One of the most basic and earliest questions encountered by a student of forex trading online is the choice of a school of analysis. Technical and fundamental analysis are two approaches that have their proponents among some of the most successful names in the history of trading. Names like Jim Rogers and George Soros are made part of each household due to their great profitability through the use of fundamental analysis. On the other hand, great traders like Alexander Elder and Martin Schwartz proudly trumpet their great achievements in technical analysis, not to mention the creator of the Williams Oscillator, who was a legend among traders even at a young age. As it is obvious, both sides have strong proponents, and both schools can boast great names with great exploits to back their claims. But which one is the best for you, and if you’ll combine them, how should you do so?
First of all, let’s remember that success in forex is as dependent on good risk management as it is on good analytical skills. In most cases, trends in the market are generated by the perceptions of market participants. As such, they are unlikely to have a one-to-one correspondence with economic realities, and even when the reasons backing a particular trend are strong, there’s always the possibility that it will develop into a bubble where all connection with reality is easily and rapidly lost. As such, the credibility of both technical and fundamental analysis is limited by the rationality of market participants. A successful trader always prepares for being proven wrong by the markets, and never blames the market, or even his analysis, when things don’t go as expected.
It is fair to say that the causes of market events can be determined in the long term through the use of fundamental analysis.

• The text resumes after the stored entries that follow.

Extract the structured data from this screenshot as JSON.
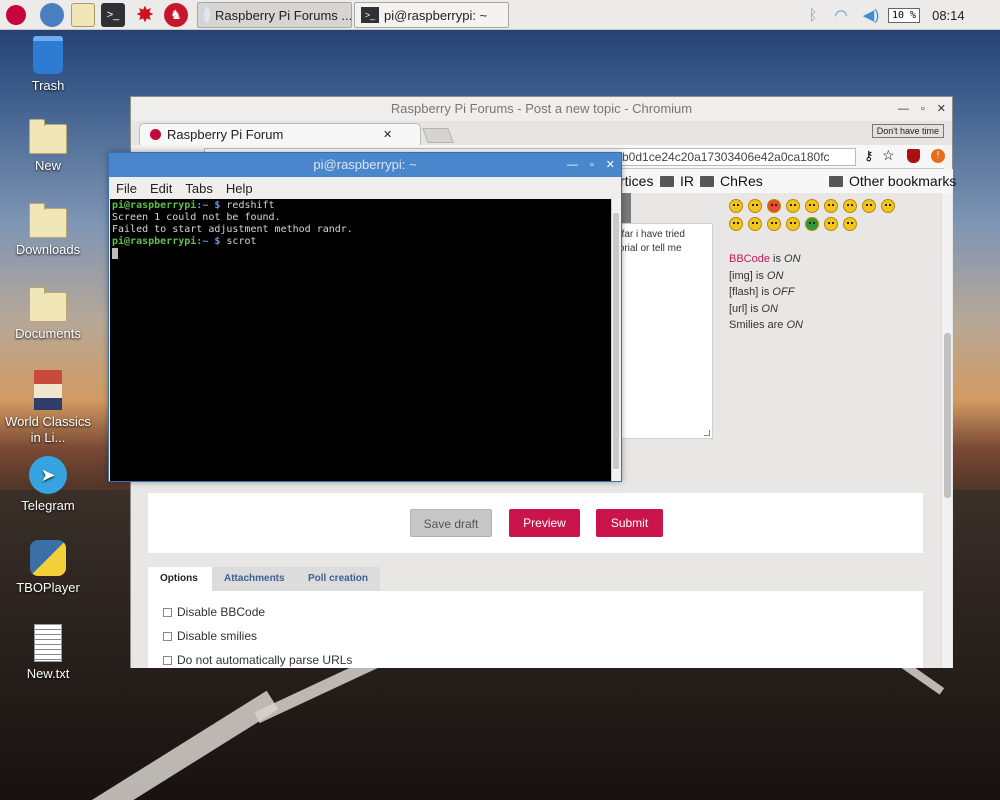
{
  "taskbar": {
    "tasks": [
      {
        "label": "Raspberry Pi Forums ...",
        "icon": "chromium-icon"
      },
      {
        "label": "pi@raspberrypi: ~",
        "icon": "terminal-icon"
      }
    ],
    "battery": "10 %",
    "clock": "08:14"
  },
  "desktop": {
    "icons": [
      {
        "label": "Trash"
      },
      {
        "label": "New"
      },
      {
        "label": "Downloads"
      },
      {
        "label": "Documents"
      },
      {
        "label": "World Classics in Li..."
      },
      {
        "label": "Telegram"
      },
      {
        "label": "TBOPlayer"
      },
      {
        "label": "New.txt"
      }
    ]
  },
  "chromium": {
    "window_title": "Raspberry Pi Forums - Post a new topic - Chromium",
    "tab_title": "Raspberry Pi Forum",
    "extension_badge": "Don't have time",
    "url_visible": "=b0d1ce24c20a17303406e42a0ca180fc",
    "bookmarks": [
      {
        "label": "rtices"
      },
      {
        "label": "IR"
      },
      {
        "label": "ChRes"
      },
      {
        "label": "Other bookmarks"
      }
    ],
    "editor_text": ": far i have tried\ntorial or tell me",
    "bbcode_status": [
      {
        "name": "BBCode",
        "is": " is ",
        "value": "ON"
      },
      {
        "name": "[img]",
        "is": " is ",
        "value": "ON"
      },
      {
        "name": "[flash]",
        "is": " is ",
        "value": "OFF"
      },
      {
        "name": "[url]",
        "is": " is ",
        "value": "ON"
      },
      {
        "name": "Smilies",
        "is": " are ",
        "value": "ON"
      }
    ],
    "buttons": {
      "save_draft": "Save draft",
      "preview": "Preview",
      "submit": "Submit"
    },
    "option_tabs": [
      "Options",
      "Attachments",
      "Poll creation"
    ],
    "options": [
      "Disable BBCode",
      "Disable smilies",
      "Do not automatically parse URLs"
    ]
  },
  "terminal": {
    "window_title": "pi@raspberrypi: ~",
    "menu": [
      "File",
      "Edit",
      "Tabs",
      "Help"
    ],
    "prompt_user": "pi@raspberrypi",
    "prompt_path": ":~ $ ",
    "lines": {
      "cmd1": "redshift",
      "out1": "Screen 1 could not be found.",
      "out2": "Failed to start adjustment method randr.",
      "cmd2": "scrot"
    }
  }
}
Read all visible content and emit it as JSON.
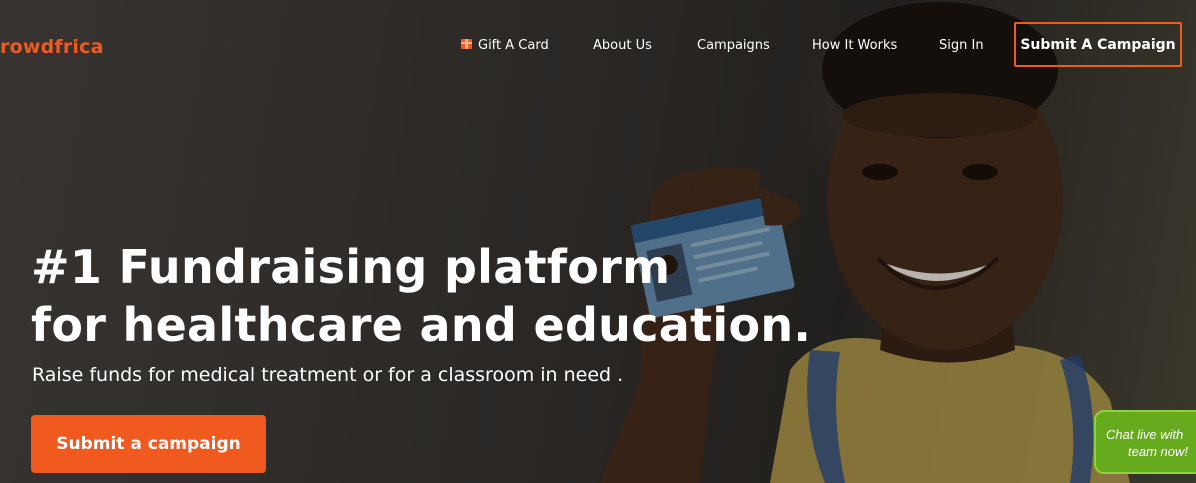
{
  "brand": {
    "logo_text": "rowdfrica",
    "accent_color": "#f05a1e"
  },
  "nav": {
    "items": [
      {
        "label": "Gift A Card",
        "icon": "gift-icon"
      },
      {
        "label": "About Us"
      },
      {
        "label": "Campaigns"
      },
      {
        "label": "How It Works"
      },
      {
        "label": "Sign In"
      }
    ],
    "cta_label": "Submit A Campaign"
  },
  "hero": {
    "headline_line1": "#1 Fundraising platform",
    "headline_line2": "for healthcare and education.",
    "subheadline": "Raise funds for medical treatment or for a classroom in need .",
    "cta_label": "Submit a campaign"
  },
  "chat_widget": {
    "line1": "Chat live with",
    "line2": "team now!",
    "color": "#66aa1e"
  }
}
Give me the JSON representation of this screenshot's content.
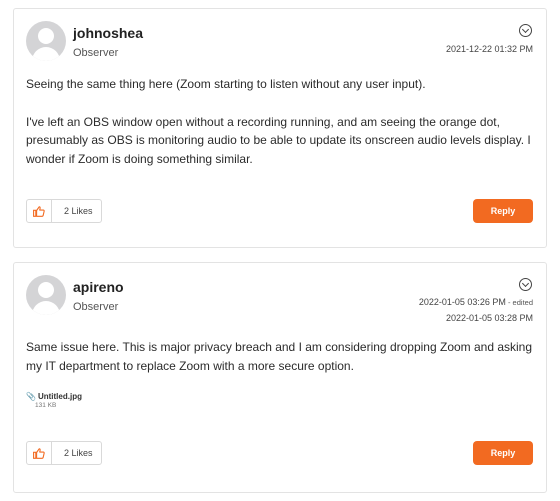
{
  "posts": [
    {
      "username": "johnoshea",
      "role": "Observer",
      "dates": [
        {
          "text": "2021-12-22 01:32 PM",
          "edited": ""
        }
      ],
      "paragraphs": [
        "Seeing the same thing here (Zoom starting to listen without any user input).",
        "I've left an OBS window open without a recording running, and am seeing the orange dot, presumably as OBS is monitoring audio to be able to update its onscreen audio levels display. I wonder if Zoom is doing something similar."
      ],
      "likes": "2 Likes",
      "reply_label": "Reply"
    },
    {
      "username": "apireno",
      "role": "Observer",
      "dates": [
        {
          "text": "2022-01-05 03:26 PM",
          "edited": " - edited"
        },
        {
          "text": "2022-01-05 03:28 PM",
          "edited": ""
        }
      ],
      "paragraphs": [
        "Same issue here. This is major privacy breach and I am considering dropping Zoom and asking my IT department to replace Zoom with a more secure option."
      ],
      "attachment": {
        "name": "Untitled.jpg",
        "size": "131 KB"
      },
      "likes": "2 Likes",
      "reply_label": "Reply"
    }
  ],
  "colors": {
    "accent": "#f26a21",
    "border": "#e3e3e3",
    "avatar_bg": "#d4d4d6"
  },
  "icons": {
    "menu": "chevron-down-circle-icon",
    "like": "thumbs-up-icon",
    "attachment": "paperclip-icon"
  }
}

This is true even if the market is not reacting in a rational manner, because a seemingly irrational condition is still being maintained because some people somewhere are making great profits from it (from their vantage point, there is nothing irrational in the way things are going.). On the other hand, in the short–term the price action is more or less unpredictable, and difficult to analyze, and it is perhaps a good idea to use technical tools in the analysis of short-term trends due to the meaninglessness of fundamental factors on a five-minute basis, for example.
A trader can choose to employ any of these methods and achieve varying degrees of profitability provided that he’s also applying risk management methods carefully. All schools of analysis will emit false signals once a while, that is the one infallible rule of analysis. Even such great minds like Warren Buffer are well-known to have made some major mistakes in the past, and nobody blames them for incompetence on that basis. But when these people make mistakes, they don’t vacillate, but act quickly and decisively to correct the error and take the necessary actions to ensure future profitability.
Finally, depending on your preference in analysis, make sure that you choose only those forex brokers that are suitable to your expectations. Some brokers perform better with a technical strategy, others are more suited to a fundamental approach. In both cases, try to test the broker thoroughly through several stages before making a real commitment.